Consequences for the OFT and the cartel offence

While the collapse of the BA trial is a significant blow to the OFT, this is not the end of the cartel offence. The OFT has publicly stated its commitment to criminal prosecutions - as demonstrated by recent and ongoing staffing and procedural developments. Indeed, the OFT has since announced that it is pursuing two other cartel offence cases - in the automotive and agricultural sectors.5

This is consistent with the OFT's broader policy of pushing competition law compliance up the corporate agenda, as also shown through the recently revised guidance on disqualifying company directors involved in competition law offences and repeated public statements that the competition authorities will not be sympathetic towards "crisis cartels". In this context - and given that the bar is set relatively low as to when the sharing of pricing and other commercially sensitive information can constitute an infringement - businesses and individuals must remain vigilant.

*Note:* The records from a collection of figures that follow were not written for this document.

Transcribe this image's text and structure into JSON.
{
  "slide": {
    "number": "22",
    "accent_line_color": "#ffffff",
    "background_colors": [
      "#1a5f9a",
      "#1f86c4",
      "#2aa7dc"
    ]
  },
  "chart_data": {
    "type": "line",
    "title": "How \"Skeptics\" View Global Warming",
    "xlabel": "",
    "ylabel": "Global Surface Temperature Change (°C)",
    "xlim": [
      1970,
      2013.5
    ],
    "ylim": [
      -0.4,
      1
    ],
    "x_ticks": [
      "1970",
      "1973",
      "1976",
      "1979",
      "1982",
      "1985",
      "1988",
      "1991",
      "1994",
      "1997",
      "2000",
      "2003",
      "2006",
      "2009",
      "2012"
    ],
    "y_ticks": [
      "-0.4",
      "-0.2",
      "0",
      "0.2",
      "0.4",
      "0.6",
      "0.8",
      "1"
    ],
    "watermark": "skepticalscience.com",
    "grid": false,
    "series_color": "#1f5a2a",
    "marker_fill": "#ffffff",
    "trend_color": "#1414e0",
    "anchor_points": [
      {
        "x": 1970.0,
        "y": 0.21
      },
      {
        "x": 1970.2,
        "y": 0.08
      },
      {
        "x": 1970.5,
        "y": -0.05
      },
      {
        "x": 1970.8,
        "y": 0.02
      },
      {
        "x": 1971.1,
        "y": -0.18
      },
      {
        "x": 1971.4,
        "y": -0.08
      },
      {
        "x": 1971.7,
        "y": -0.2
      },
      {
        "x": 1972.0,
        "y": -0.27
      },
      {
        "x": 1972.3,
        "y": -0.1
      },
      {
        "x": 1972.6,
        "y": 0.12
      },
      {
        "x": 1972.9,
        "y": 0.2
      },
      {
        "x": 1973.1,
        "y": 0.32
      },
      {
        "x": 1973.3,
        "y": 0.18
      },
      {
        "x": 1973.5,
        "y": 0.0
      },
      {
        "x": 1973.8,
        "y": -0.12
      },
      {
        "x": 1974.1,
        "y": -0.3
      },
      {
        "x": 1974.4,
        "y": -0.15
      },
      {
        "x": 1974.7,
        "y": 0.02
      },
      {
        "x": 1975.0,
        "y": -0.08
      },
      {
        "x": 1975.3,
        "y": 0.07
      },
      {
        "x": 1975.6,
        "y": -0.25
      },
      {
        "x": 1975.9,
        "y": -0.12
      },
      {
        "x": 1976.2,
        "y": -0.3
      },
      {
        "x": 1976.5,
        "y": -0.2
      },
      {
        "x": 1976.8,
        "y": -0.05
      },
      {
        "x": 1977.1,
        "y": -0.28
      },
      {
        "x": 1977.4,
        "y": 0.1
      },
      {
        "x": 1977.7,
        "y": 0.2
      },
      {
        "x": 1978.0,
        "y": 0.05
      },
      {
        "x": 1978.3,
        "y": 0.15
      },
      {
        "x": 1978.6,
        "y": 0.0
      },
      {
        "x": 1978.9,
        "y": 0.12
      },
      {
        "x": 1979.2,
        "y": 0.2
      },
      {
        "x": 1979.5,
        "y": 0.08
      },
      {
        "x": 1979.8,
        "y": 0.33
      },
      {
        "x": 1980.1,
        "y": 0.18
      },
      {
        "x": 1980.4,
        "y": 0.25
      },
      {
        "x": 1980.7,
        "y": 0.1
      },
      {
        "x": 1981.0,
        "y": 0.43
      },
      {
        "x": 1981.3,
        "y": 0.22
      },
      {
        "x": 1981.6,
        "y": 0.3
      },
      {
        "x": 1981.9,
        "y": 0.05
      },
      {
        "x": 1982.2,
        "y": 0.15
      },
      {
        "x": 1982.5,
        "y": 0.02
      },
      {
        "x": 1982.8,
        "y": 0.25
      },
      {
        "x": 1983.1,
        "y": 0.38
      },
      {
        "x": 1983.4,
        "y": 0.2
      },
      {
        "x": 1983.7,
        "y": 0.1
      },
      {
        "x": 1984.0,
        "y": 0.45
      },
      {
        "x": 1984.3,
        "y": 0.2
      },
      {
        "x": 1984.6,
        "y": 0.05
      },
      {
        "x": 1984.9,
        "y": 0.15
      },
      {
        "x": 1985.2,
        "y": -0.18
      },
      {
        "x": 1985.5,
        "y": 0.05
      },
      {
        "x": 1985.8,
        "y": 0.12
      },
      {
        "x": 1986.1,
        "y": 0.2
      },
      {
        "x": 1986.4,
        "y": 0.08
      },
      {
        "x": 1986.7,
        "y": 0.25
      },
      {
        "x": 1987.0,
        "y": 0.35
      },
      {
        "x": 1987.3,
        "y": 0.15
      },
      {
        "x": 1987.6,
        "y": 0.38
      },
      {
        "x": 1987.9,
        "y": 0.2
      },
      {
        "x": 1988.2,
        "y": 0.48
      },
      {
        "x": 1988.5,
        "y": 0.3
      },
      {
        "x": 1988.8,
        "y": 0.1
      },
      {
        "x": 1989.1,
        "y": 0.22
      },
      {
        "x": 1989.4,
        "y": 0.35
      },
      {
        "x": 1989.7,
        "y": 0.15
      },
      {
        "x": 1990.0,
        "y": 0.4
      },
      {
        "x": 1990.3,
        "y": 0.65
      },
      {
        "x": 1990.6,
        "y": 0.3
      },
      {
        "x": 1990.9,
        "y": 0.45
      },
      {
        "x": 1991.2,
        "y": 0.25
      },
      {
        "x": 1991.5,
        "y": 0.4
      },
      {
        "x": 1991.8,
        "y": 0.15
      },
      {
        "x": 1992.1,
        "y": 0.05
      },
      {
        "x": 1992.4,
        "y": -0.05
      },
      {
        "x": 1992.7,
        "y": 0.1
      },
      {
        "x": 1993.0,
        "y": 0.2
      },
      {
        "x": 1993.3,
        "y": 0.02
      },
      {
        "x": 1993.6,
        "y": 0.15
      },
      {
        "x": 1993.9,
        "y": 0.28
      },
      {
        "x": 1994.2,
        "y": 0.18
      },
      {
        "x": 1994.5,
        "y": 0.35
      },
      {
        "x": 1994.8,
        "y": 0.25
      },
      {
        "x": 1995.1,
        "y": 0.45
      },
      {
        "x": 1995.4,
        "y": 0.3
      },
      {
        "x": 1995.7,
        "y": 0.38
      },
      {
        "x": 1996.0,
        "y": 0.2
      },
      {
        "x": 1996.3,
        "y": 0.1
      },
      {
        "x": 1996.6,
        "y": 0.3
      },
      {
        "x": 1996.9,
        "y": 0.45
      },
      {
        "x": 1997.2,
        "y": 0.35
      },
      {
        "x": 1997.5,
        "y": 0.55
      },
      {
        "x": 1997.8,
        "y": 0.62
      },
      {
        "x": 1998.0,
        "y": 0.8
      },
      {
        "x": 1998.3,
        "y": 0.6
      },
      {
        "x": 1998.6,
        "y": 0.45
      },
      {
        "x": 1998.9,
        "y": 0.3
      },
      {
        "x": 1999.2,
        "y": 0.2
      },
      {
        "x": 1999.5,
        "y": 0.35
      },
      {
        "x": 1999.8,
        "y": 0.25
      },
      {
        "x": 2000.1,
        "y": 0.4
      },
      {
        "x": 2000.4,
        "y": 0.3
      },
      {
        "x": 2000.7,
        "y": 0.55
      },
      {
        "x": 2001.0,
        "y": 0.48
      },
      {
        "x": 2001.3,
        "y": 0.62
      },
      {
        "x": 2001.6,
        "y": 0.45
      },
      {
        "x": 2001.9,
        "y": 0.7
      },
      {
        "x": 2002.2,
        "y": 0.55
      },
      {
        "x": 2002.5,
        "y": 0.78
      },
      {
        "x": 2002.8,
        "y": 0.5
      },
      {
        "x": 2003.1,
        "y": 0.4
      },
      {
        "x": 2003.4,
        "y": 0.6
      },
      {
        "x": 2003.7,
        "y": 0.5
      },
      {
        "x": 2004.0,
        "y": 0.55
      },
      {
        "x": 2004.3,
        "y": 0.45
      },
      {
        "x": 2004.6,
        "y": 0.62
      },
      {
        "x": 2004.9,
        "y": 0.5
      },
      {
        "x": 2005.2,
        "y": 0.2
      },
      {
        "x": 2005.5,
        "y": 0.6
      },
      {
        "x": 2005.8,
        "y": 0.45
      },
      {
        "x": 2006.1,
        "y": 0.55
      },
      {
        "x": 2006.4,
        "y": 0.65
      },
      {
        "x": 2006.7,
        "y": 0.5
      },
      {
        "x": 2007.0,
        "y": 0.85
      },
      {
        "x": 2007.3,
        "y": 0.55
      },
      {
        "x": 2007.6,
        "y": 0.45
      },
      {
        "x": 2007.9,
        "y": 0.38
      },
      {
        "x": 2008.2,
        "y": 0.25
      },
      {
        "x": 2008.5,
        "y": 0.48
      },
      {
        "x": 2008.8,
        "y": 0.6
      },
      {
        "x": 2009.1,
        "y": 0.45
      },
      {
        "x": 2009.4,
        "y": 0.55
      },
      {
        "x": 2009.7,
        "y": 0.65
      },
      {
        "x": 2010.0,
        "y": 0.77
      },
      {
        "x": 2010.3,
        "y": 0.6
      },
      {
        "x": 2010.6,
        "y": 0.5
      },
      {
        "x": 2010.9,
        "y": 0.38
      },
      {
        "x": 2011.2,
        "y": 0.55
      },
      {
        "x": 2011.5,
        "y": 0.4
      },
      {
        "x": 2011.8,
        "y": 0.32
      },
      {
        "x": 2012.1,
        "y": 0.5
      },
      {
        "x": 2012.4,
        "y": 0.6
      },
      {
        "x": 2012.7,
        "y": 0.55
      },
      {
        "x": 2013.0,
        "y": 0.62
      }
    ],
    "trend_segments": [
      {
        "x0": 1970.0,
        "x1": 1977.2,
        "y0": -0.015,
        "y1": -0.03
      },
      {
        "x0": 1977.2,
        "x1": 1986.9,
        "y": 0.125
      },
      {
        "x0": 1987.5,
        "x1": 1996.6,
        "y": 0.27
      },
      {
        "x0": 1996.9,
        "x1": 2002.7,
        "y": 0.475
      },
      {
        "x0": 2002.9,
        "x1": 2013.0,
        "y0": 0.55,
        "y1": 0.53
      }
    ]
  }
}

Peter Scott is a partner and Mark Daniels is an associate in the Anti-trust, Competition and Regulatory team, Norton Rose LLP, London.


1. The only previous successful prosecutions relate to the marine hose cartel - however, in that case, the three individuals concerned had all entered into plea bargain agreements with the US authorities and so did not contest their liability. In June 2008, the three individuals were convicted - with two sentenced to three years in prison and one sentenced to 30 months, but reduced to 30 months, 24 months and 20 months by the Court of Appeal in November 2008. All three have also received director disqualification orders - two for seven years duration and the third for five years.

2. Under sections 188 to 190 Enterprise Act 2002.

3. In breach of Article 101 of the TFEU and/or the Chapter I prohibition under the Competition Act 1998.

4. Unusually, BA settled the civil case prior to the OFT issuing a Statement of Objections (SO) - a formal document setting out the OFT's provisional allegations and, unless the parties can refute the allegations, a precursor to a final infringement decision. Before BA's penalty becomes payable, the OFT must still issue an SO (which was delayed pending the conclusion of the criminal case) and then an infringement decision.

5. See: (i); and (ii)

The content of this article is intended to provide a general guide to the subject matter. Specialist advice should be sought about your specific circumstances.